26 de abril de 2005

Sueños

Jorge, a los quince años, solía desnudarse por completo al acostarse. Quizás descorría un poco las sábanas, y antes de apagar la luz deslizaba las yemas de los dedos sobre su piel, imaginando que a su lado yacía otro chico desnudo, bello, y que ese roce no era sino el roce entre sus cuerpos. Fantaseaba con besos, miradas de amor, largos abrazos. Se entregaba a su amante con devoción, casi con dolor. Al final, vencido por el sueño o las lágrimas, en una última sumisión de la realidad a la fantasía, la mano del otro muchacho se acercaba a la lámpara de noche y presionaba el interruptor, devolviéndolo a la soledad.

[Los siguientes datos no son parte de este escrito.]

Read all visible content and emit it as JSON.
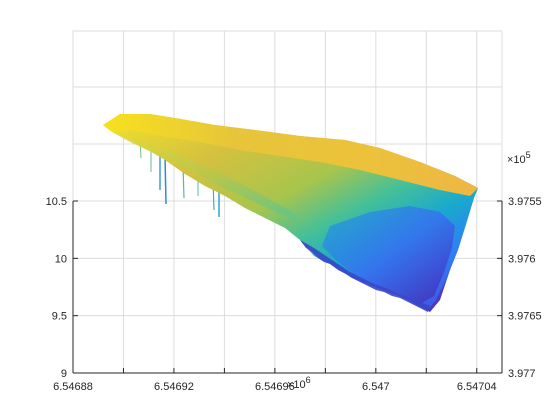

Yo tardé más que Jorge en saberlo, y los hay que no lo saben nunca. Señalo un culpable: la Iglesia, el virus inoculado en la sociedad a través de siglos y siglos, la infamia y la mentira, los prejuicios sobre un amor que es como cualquier otro amor: natural y real. Sueño con una mano que arranque fuera de este mundo toda esa costra putrefacta que entumece al hombre, que lo hace preso en vez de libre, que ensombrece lo que debería ser bañado por la limpia luz que en tantos pasajes del Nuevo Testamento desprende Jesús, tan lejos de la oscuridad en la que los sueños de Jorge -o los míos- tuvieron que ocultarse.